Thursday, May 18, 2006

Might I Offer a Square of Double-Stick Tape?

I love summer. I hate Winter, and the cold parts of both Spring and Fall (and if there's a cool morning during Summer? HATE.), so I'm pretty much left with just Summer. I love everything about it: the bugs, the humidity, the sweaty hair. I like people in less clothes, kids playing in the street, ice cream, grill-smoke, loud movies.

But oh how I am dreading the smack-smack-smack of your flip-flops. Some guy just walked past me in the grocery store, and it sounded like he was playing with a paddle-ball. I heard him until he was at least ten aisles away. Honestly fella, I don't need to know where you are every second of the day.

Just wanted to get that off my chest.

Tuesday, May 16, 2006

Man, too bad he can't vote at the Emmys. Oh, and ladies? He's single.

So, I have this friend. When I say things like "this friend" what I usually mean is that I have a friend of a friend or that you know, he's not my friend.

He's always complaining about movies and television shows that represent things that could happen in real life. He thinks they exploit the tragedies that real people go through. I'm not talking about biographies or reality TV. It's drama. He doesn't think it's fair, for example, to depict war in a movie, since war is real and actual people die in a war, and don't go back to their trailer after being fake shot. He extends this philosophy to the furthest reaches of drama though, by spouting off against things like car chases, fist-fights, divorce and abuse. All of these things are things that are done by real people, so it's offensive to use them for entertainment purposes.

And I'm a fiction guy. Fake it up kids. Load the squibs, fire the blanks, get the stunt drivers, stuff the bras, whatever it takes. Suspension of disbelief is my bread and butter. I mean, come on, how much money have I spent on Bruce Willis over the years?
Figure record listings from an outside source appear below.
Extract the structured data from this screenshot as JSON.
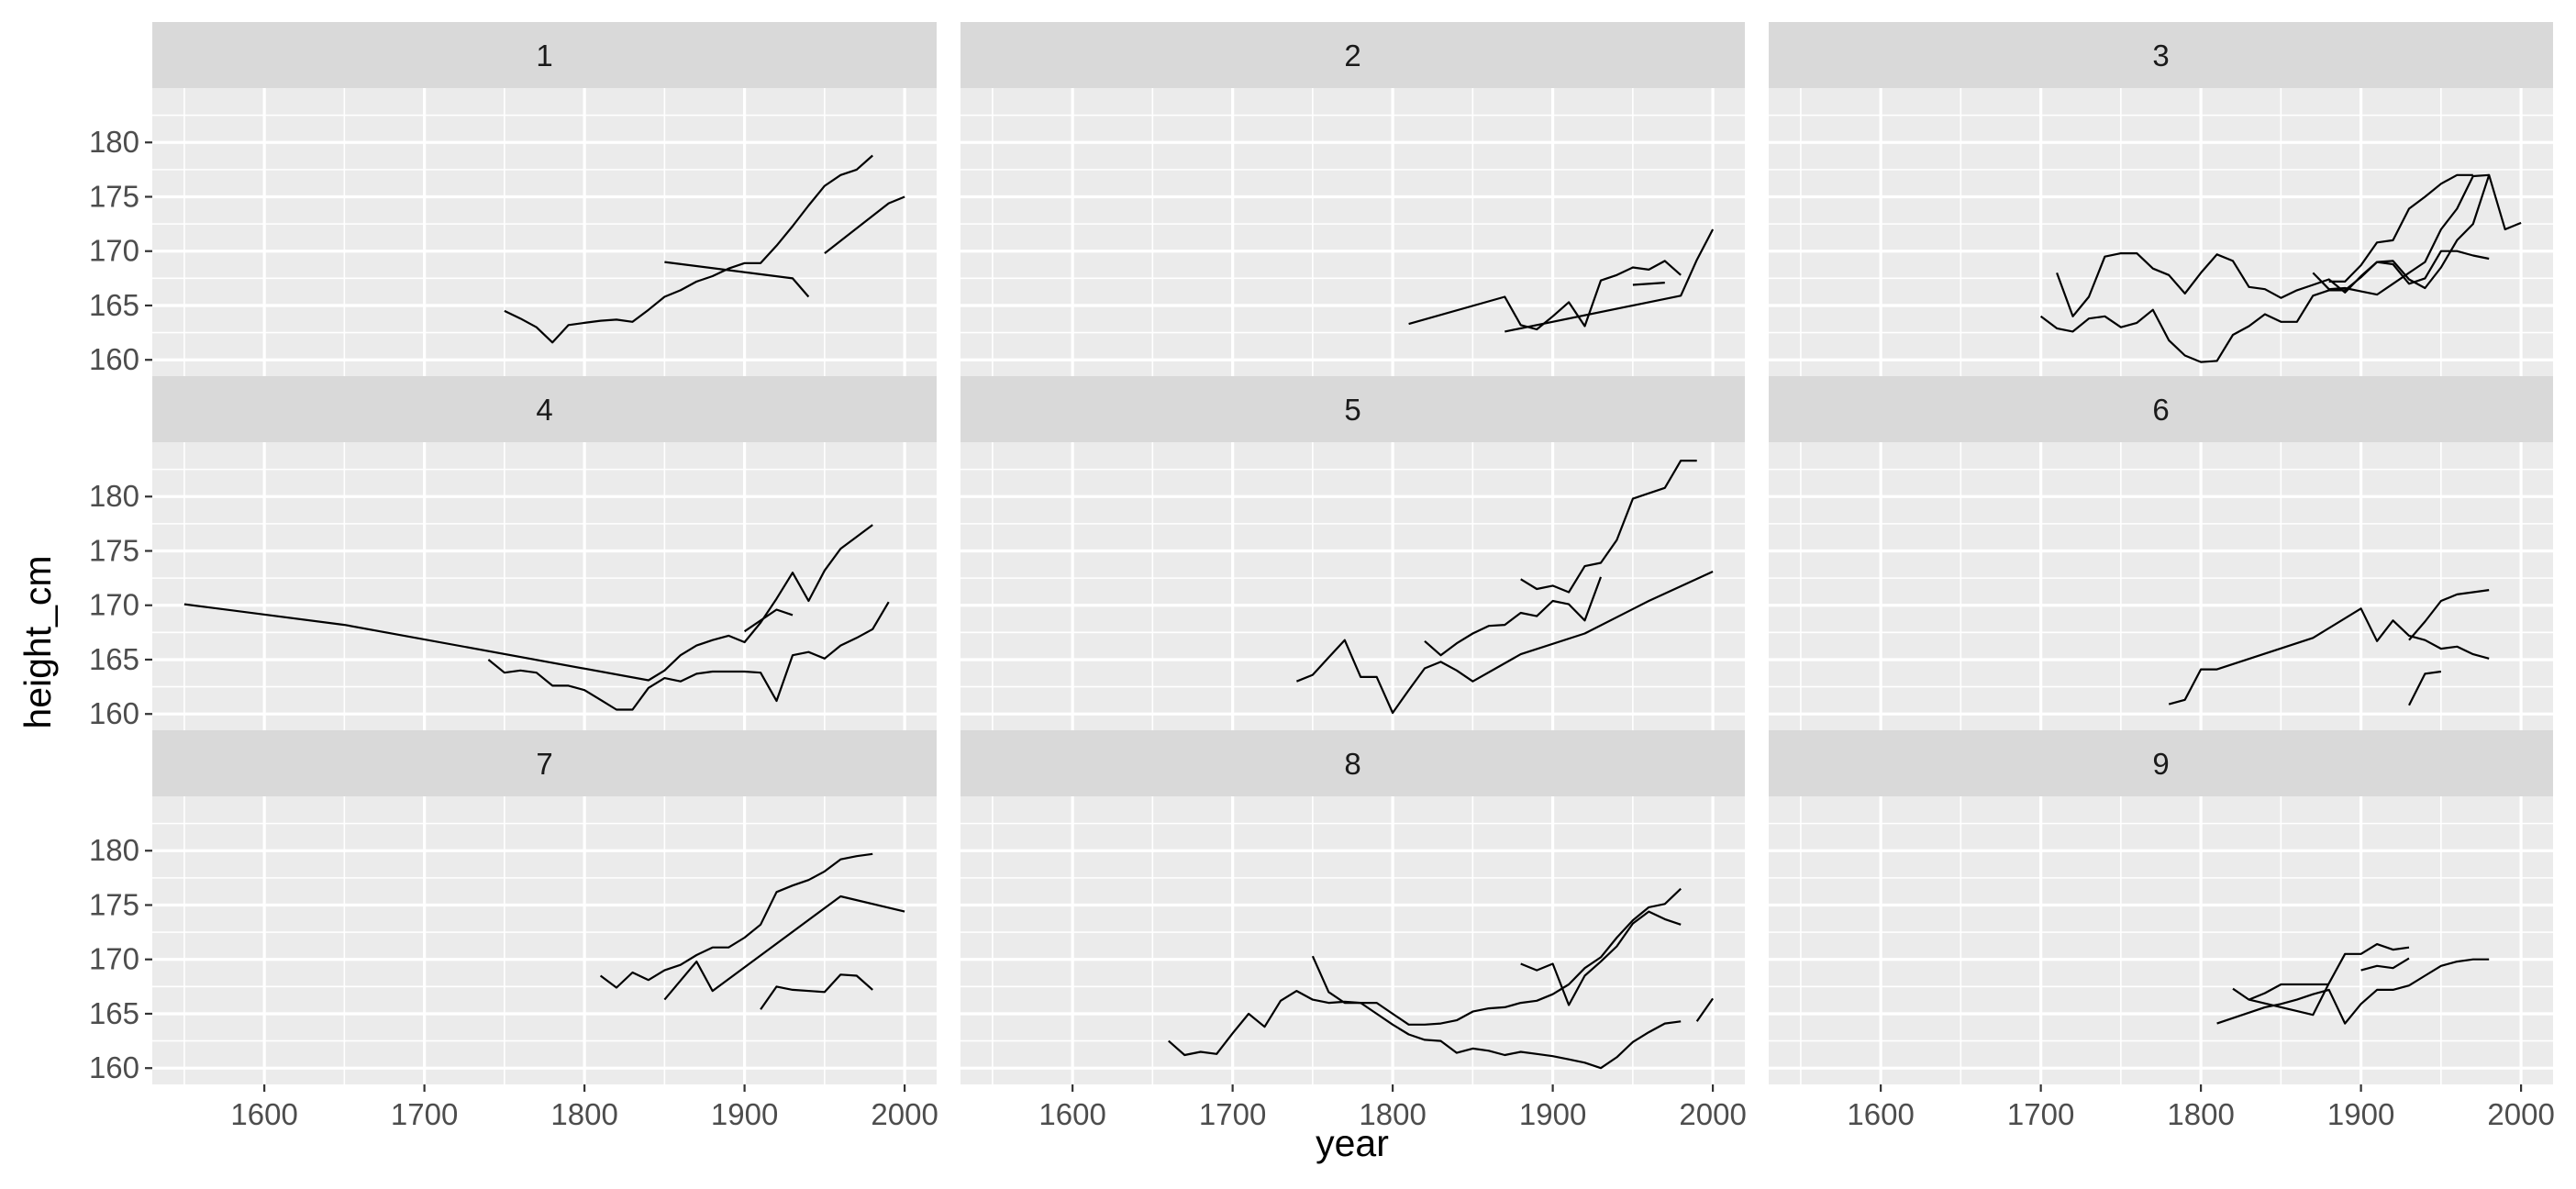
{
  "chart_data": {
    "type": "line",
    "facet": "panel",
    "xlabel": "year",
    "ylabel": "height_cm",
    "xlim": [
      1530,
      2020
    ],
    "ylim": [
      158.5,
      185
    ],
    "x_ticks": [
      1600,
      1700,
      1800,
      1900,
      2000
    ],
    "y_ticks": [
      160,
      165,
      170,
      175,
      180
    ],
    "grid": true,
    "legend": "none",
    "line_color": "#000000",
    "panels": [
      {
        "label": "1",
        "series": [
          {
            "x": [
              1750,
              1760,
              1770,
              1780,
              1790,
              1800,
              1810,
              1820,
              1830,
              1840,
              1850,
              1860,
              1870,
              1880,
              1890,
              1900,
              1910,
              1920,
              1930,
              1940,
              1950,
              1960,
              1970,
              1980
            ],
            "y": [
              164.5,
              163.8,
              163.0,
              161.6,
              163.2,
              163.4,
              163.6,
              163.7,
              163.5,
              164.6,
              165.8,
              166.4,
              167.2,
              167.7,
              168.4,
              168.9,
              168.9,
              170.5,
              172.3,
              174.2,
              176.0,
              177.0,
              177.5,
              178.8
            ]
          },
          {
            "x": [
              1850,
              1930,
              1940
            ],
            "y": [
              169.0,
              167.5,
              165.8
            ]
          },
          {
            "x": [
              1950,
              1990,
              2000
            ],
            "y": [
              169.8,
              174.4,
              175.0
            ]
          }
        ]
      },
      {
        "label": "2",
        "series": [
          {
            "x": [
              1810,
              1870,
              1880,
              1890,
              1900,
              1910,
              1920,
              1930,
              1940,
              1950,
              1960,
              1970,
              1980
            ],
            "y": [
              163.3,
              165.8,
              163.2,
              162.8,
              164.0,
              165.3,
              163.1,
              167.3,
              167.8,
              168.5,
              168.3,
              169.1,
              167.8
            ]
          },
          {
            "x": [
              1870,
              1980,
              1990,
              2000
            ],
            "y": [
              162.6,
              165.9,
              169.2,
              172.0
            ]
          },
          {
            "x": [
              1950,
              1970
            ],
            "y": [
              166.9,
              167.1
            ]
          }
        ]
      },
      {
        "label": "3",
        "series": [
          {
            "x": [
              1710,
              1720,
              1730,
              1740,
              1750,
              1760,
              1770,
              1780,
              1790,
              1800,
              1810,
              1820,
              1830,
              1840,
              1850,
              1860,
              1870,
              1880,
              1890,
              1900,
              1910,
              1920,
              1930,
              1940,
              1950,
              1960,
              1970,
              1980
            ],
            "y": [
              168.0,
              164.0,
              165.8,
              169.5,
              169.8,
              169.8,
              168.4,
              167.8,
              166.1,
              168.0,
              169.7,
              169.1,
              166.7,
              166.5,
              165.7,
              166.4,
              166.9,
              167.4,
              166.2,
              167.7,
              169.0,
              168.8,
              167.0,
              167.5,
              170.0,
              170.0,
              169.6,
              169.3
            ]
          },
          {
            "x": [
              1700,
              1710,
              1720,
              1730,
              1740,
              1750,
              1760,
              1770,
              1780,
              1790,
              1800,
              1810,
              1820,
              1830,
              1840,
              1850,
              1860,
              1870,
              1880,
              1890,
              1900,
              1910,
              1920,
              1930,
              1940,
              1950,
              1960,
              1970,
              1980,
              1990,
              2000
            ],
            "y": [
              164.0,
              162.9,
              162.6,
              163.8,
              164.0,
              163.0,
              163.4,
              164.6,
              161.8,
              160.4,
              159.8,
              159.9,
              162.3,
              163.1,
              164.2,
              163.5,
              163.5,
              165.9,
              166.4,
              166.4,
              167.6,
              169.0,
              169.1,
              167.4,
              166.6,
              168.5,
              171.0,
              172.5,
              177.0,
              172.0,
              172.6
            ]
          },
          {
            "x": [
              1870,
              1880,
              1890,
              1900,
              1910,
              1920,
              1930,
              1940,
              1950,
              1960,
              1970,
              1980
            ],
            "y": [
              168.0,
              166.5,
              166.6,
              166.3,
              166.0,
              167.0,
              168.0,
              169.0,
              172.0,
              173.9,
              176.9,
              177.0
            ]
          },
          {
            "x": [
              1880,
              1890,
              1900,
              1910,
              1920,
              1930,
              1940,
              1950,
              1960,
              1970
            ],
            "y": [
              167.2,
              167.2,
              168.7,
              170.8,
              171.0,
              173.9,
              175.0,
              176.2,
              177.0,
              177.0
            ]
          }
        ]
      },
      {
        "label": "4",
        "series": [
          {
            "x": [
              1550,
              1650,
              1840,
              1850,
              1860,
              1870,
              1880,
              1890,
              1900,
              1910,
              1920,
              1930,
              1940,
              1950,
              1960,
              1970,
              1980
            ],
            "y": [
              170.1,
              168.2,
              163.1,
              164.0,
              165.4,
              166.3,
              166.8,
              167.2,
              166.6,
              168.4,
              170.6,
              173.0,
              170.4,
              173.2,
              175.2,
              176.3,
              177.4
            ]
          },
          {
            "x": [
              1740,
              1750,
              1760,
              1770,
              1780,
              1790,
              1800,
              1810,
              1820,
              1830,
              1840,
              1850,
              1860,
              1870,
              1880,
              1890,
              1900,
              1910,
              1920,
              1930,
              1940,
              1950,
              1960,
              1970,
              1980,
              1990
            ],
            "y": [
              165.0,
              163.8,
              164.0,
              163.8,
              162.6,
              162.6,
              162.2,
              161.3,
              160.4,
              160.4,
              162.4,
              163.3,
              163.0,
              163.7,
              163.9,
              163.9,
              163.9,
              163.8,
              161.2,
              165.4,
              165.7,
              165.1,
              166.3,
              167.0,
              167.8,
              170.3
            ]
          },
          {
            "x": [
              1900,
              1920,
              1930
            ],
            "y": [
              167.6,
              169.6,
              169.1
            ]
          }
        ]
      },
      {
        "label": "5",
        "series": [
          {
            "x": [
              1740,
              1750,
              1760,
              1770,
              1780,
              1790,
              1800,
              1810,
              1820,
              1830,
              1840,
              1850,
              1880,
              1920,
              1960,
              2000
            ],
            "y": [
              163.0,
              163.6,
              165.2,
              166.8,
              163.4,
              163.4,
              160.1,
              162.2,
              164.2,
              164.8,
              164.0,
              163.0,
              165.5,
              167.4,
              170.4,
              173.1
            ]
          },
          {
            "x": [
              1820,
              1830,
              1840,
              1850,
              1860,
              1870,
              1880,
              1890,
              1900,
              1910,
              1920,
              1930
            ],
            "y": [
              166.7,
              165.4,
              166.5,
              167.4,
              168.1,
              168.2,
              169.3,
              169.0,
              170.4,
              170.1,
              168.6,
              172.6
            ]
          },
          {
            "x": [
              1880,
              1890,
              1900,
              1910,
              1920,
              1930,
              1940,
              1950,
              1960,
              1970,
              1980,
              1990
            ],
            "y": [
              172.4,
              171.5,
              171.8,
              171.2,
              173.6,
              173.9,
              176.0,
              179.8,
              180.3,
              180.8,
              183.3,
              183.3
            ]
          }
        ]
      },
      {
        "label": "6",
        "series": [
          {
            "x": [
              1780,
              1790,
              1800,
              1810,
              1870,
              1900,
              1910,
              1920,
              1930,
              1940,
              1950,
              1960,
              1970,
              1980
            ],
            "y": [
              160.9,
              161.3,
              164.1,
              164.1,
              167.0,
              169.7,
              166.7,
              168.6,
              167.2,
              166.8,
              166.0,
              166.2,
              165.5,
              165.1
            ]
          },
          {
            "x": [
              1930,
              1940,
              1950,
              1960,
              1970,
              1980
            ],
            "y": [
              166.8,
              168.5,
              170.4,
              171.0,
              171.2,
              171.4
            ]
          },
          {
            "x": [
              1930,
              1940,
              1950
            ],
            "y": [
              160.8,
              163.7,
              163.9
            ]
          }
        ]
      },
      {
        "label": "7",
        "series": [
          {
            "x": [
              1810,
              1820,
              1830,
              1840,
              1850,
              1860,
              1870,
              1880,
              1890,
              1900,
              1910,
              1920,
              1930,
              1940,
              1950,
              1960,
              1970,
              1980
            ],
            "y": [
              168.5,
              167.4,
              168.8,
              168.1,
              169.0,
              169.5,
              170.4,
              171.1,
              171.1,
              172.0,
              173.2,
              176.2,
              176.8,
              177.3,
              178.1,
              179.2,
              179.5,
              179.7
            ]
          },
          {
            "x": [
              1850,
              1870,
              1880,
              1960,
              2000
            ],
            "y": [
              166.3,
              169.8,
              167.1,
              175.8,
              174.4
            ]
          },
          {
            "x": [
              1910,
              1920,
              1930,
              1950,
              1960,
              1970,
              1980
            ],
            "y": [
              165.4,
              167.5,
              167.2,
              167.0,
              168.6,
              168.5,
              167.2
            ]
          }
        ]
      },
      {
        "label": "8",
        "series": [
          {
            "x": [
              1660,
              1670,
              1680,
              1690,
              1700,
              1710,
              1720,
              1730,
              1740,
              1750,
              1760,
              1770,
              1780,
              1790,
              1800,
              1810,
              1820,
              1830,
              1840,
              1850,
              1860,
              1870,
              1880,
              1890,
              1900,
              1910,
              1920,
              1930,
              1940,
              1950,
              1960,
              1970,
              1980
            ],
            "y": [
              162.5,
              161.2,
              161.5,
              161.3,
              163.2,
              165.0,
              163.8,
              166.2,
              167.1,
              166.3,
              166.0,
              166.1,
              166.0,
              165.0,
              164.0,
              163.1,
              162.6,
              162.5,
              161.4,
              161.8,
              161.6,
              161.2,
              161.5,
              161.3,
              161.1,
              160.8,
              160.5,
              160.0,
              161.0,
              162.4,
              163.3,
              164.1,
              164.3
            ]
          },
          {
            "x": [
              1750,
              1760,
              1770,
              1780,
              1790,
              1800,
              1810,
              1820,
              1830,
              1840,
              1850,
              1860,
              1870,
              1880,
              1890,
              1900,
              1910,
              1920,
              1930,
              1940,
              1950,
              1960,
              1970,
              1980
            ],
            "y": [
              170.3,
              167.0,
              166.0,
              166.0,
              166.0,
              165.0,
              164.0,
              164.0,
              164.1,
              164.4,
              165.2,
              165.5,
              165.6,
              166.0,
              166.2,
              166.8,
              167.7,
              169.2,
              170.2,
              172.0,
              173.6,
              174.8,
              175.1,
              176.5
            ]
          },
          {
            "x": [
              1880,
              1890,
              1900,
              1910,
              1920,
              1930,
              1940,
              1950,
              1960,
              1970,
              1980
            ],
            "y": [
              169.6,
              169.0,
              169.6,
              165.8,
              168.5,
              169.8,
              171.2,
              173.3,
              174.4,
              173.7,
              173.2
            ]
          },
          {
            "x": [
              1990,
              2000
            ],
            "y": [
              164.3,
              166.4
            ]
          }
        ]
      },
      {
        "label": "9",
        "series": [
          {
            "x": [
              1810,
              1840,
              1850,
              1860,
              1870,
              1880,
              1890,
              1900,
              1910,
              1920,
              1930,
              1940,
              1950,
              1960,
              1970,
              1980
            ],
            "y": [
              164.1,
              165.6,
              165.9,
              166.3,
              166.8,
              167.2,
              164.1,
              165.9,
              167.2,
              167.2,
              167.6,
              168.5,
              169.4,
              169.8,
              170.0,
              170.0
            ]
          },
          {
            "x": [
              1820,
              1830,
              1870,
              1880,
              1890,
              1900,
              1910,
              1920,
              1930
            ],
            "y": [
              167.3,
              166.3,
              164.9,
              167.8,
              170.5,
              170.5,
              171.4,
              170.9,
              171.1
            ]
          },
          {
            "x": [
              1830,
              1840,
              1850,
              1860,
              1870,
              1880
            ],
            "y": [
              166.3,
              166.9,
              167.7,
              167.7,
              167.7,
              167.7
            ]
          },
          {
            "x": [
              1900,
              1910,
              1920,
              1930
            ],
            "y": [
              169.0,
              169.4,
              169.2,
              170.1
            ]
          }
        ]
      }
    ]
  }
}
And if you're wondering, What's he do all day, just sit around and watch Cops? The answer is yes.

And so this guy asks me why there aren't any good shows on anymore. I tried to think of what I consider good that he wouldn't shoot down. Something tells me that The Office (real people have boring jobs!) and The Sopranos (the mafia is full of bad people! Who kill! And eat pasta!)would not fly. So, I suggested Veronica Mars. Surely Nancy Drew does Twin Peaks would appeal to anyone. I thought maybe the high school setting would distract him from the more grown-up themes, and by the time he was sucked into the mystery, he'd forget that people were raping and comitting suicide and I dunno, spreading rumors or something other awful.

But he liked it. In fact, he watched the entire first season in just a few days. He said to me, "You know, I can't believe how much I liked that show."

"Yeah, it's pretty smart. It's better than people expect."

"And that girl is good."

"Yeah, she's pretty cool."

"No, I mean the real one. The actor. She does a good job."

"Yeah. I like her."

"I never saw a girl that I thought was a good actor before."

"Really?"

"Not one like that. One that's young and blond and skinny and cute. She had a good way of saying her words. I don't know what it's called. She's not just memorizing her words."

"No. She's a good actor."

"What's that called though?"

"Her...delivery?"

"Yeah. She's got good delivery. Small tits though."

Maybe I should have gone with Murder She Wrote. That Angela Lansbury is stacked.